Nossos lábios se encontraram, e dessa vez não havia urgência. Havia reverência. Nossas mãos entrelaçadas, nossas respirações compassadas. As faixas douradas da minha pele brilharam como brasas vivas, e quando ele deslizou os dedos pelas minhas costas, cada centímetro reagia com calor. Minhas unhas deixavam rastros de luz nos ombros dele, e minha magia vibrava em harmonia com seus suspiros.
Não era apenas desejo. Era pertencimento.
Naquela noite, sob a copa luminosa da floresta, nossos corpos se uniram como nunca antes. E no instante em que nossos corações pulsaram juntos, uma nova transformação aconteceu.
Minhas asas.
Surgiram silenciosamente, de pura luz dourada, etéreas como névoa ao amanhecer, mas firmes como raízes ancestrais. Arleo se afastou levemente para olhar, fascinado.
— Você está... deslumbrante — sussurrou, tocando com delicadeza uma das pontas de luz.
— Não fui eu. Foi... a magia. A floresta.

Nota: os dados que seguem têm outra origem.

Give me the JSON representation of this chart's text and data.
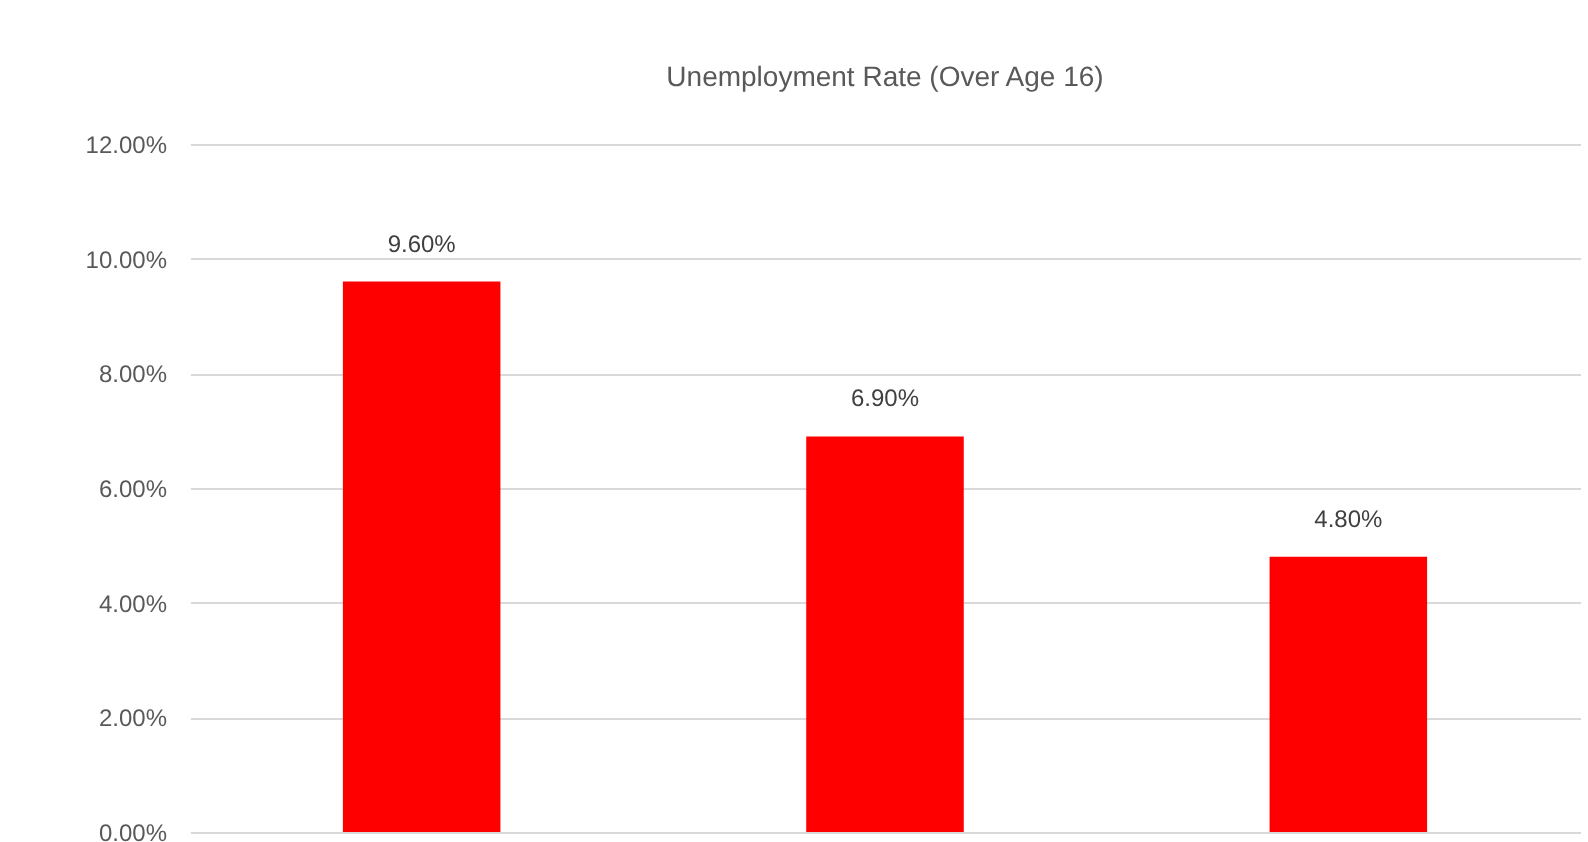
{
  "chart_data": {
    "type": "bar",
    "title": "Unemployment Rate (Over Age 16)",
    "categories": [
      null,
      null,
      null
    ],
    "values": [
      9.6,
      6.9,
      4.8
    ],
    "color": "#ff0000",
    "value_labels": [
      "9.60%",
      "6.90%",
      "4.80%"
    ],
    "ylim": [
      0,
      12
    ],
    "yticks": [
      {
        "value": 0,
        "label": "0.00%"
      },
      {
        "value": 2,
        "label": "2.00%"
      },
      {
        "value": 4,
        "label": "4.00%"
      },
      {
        "value": 6,
        "label": "6.00%"
      },
      {
        "value": 8,
        "label": "8.00%"
      },
      {
        "value": 10,
        "label": "10.00%"
      },
      {
        "value": 12,
        "label": "12.00%"
      }
    ],
    "grid": "y"
  }
}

— Foi o amor — ele corrigiu. — O nosso.
A partir daquele momento, algo mudou em mim. Não apenas fisicamente. Era como se uma memória esquecida tivesse se reconectado. Eu via flashes: minha mãe me embalando entre folhas, meu pai cantando em uma língua antiga. Sentia a floresta não apenas ao meu redor, mas dentro de mim. Era parte de mim.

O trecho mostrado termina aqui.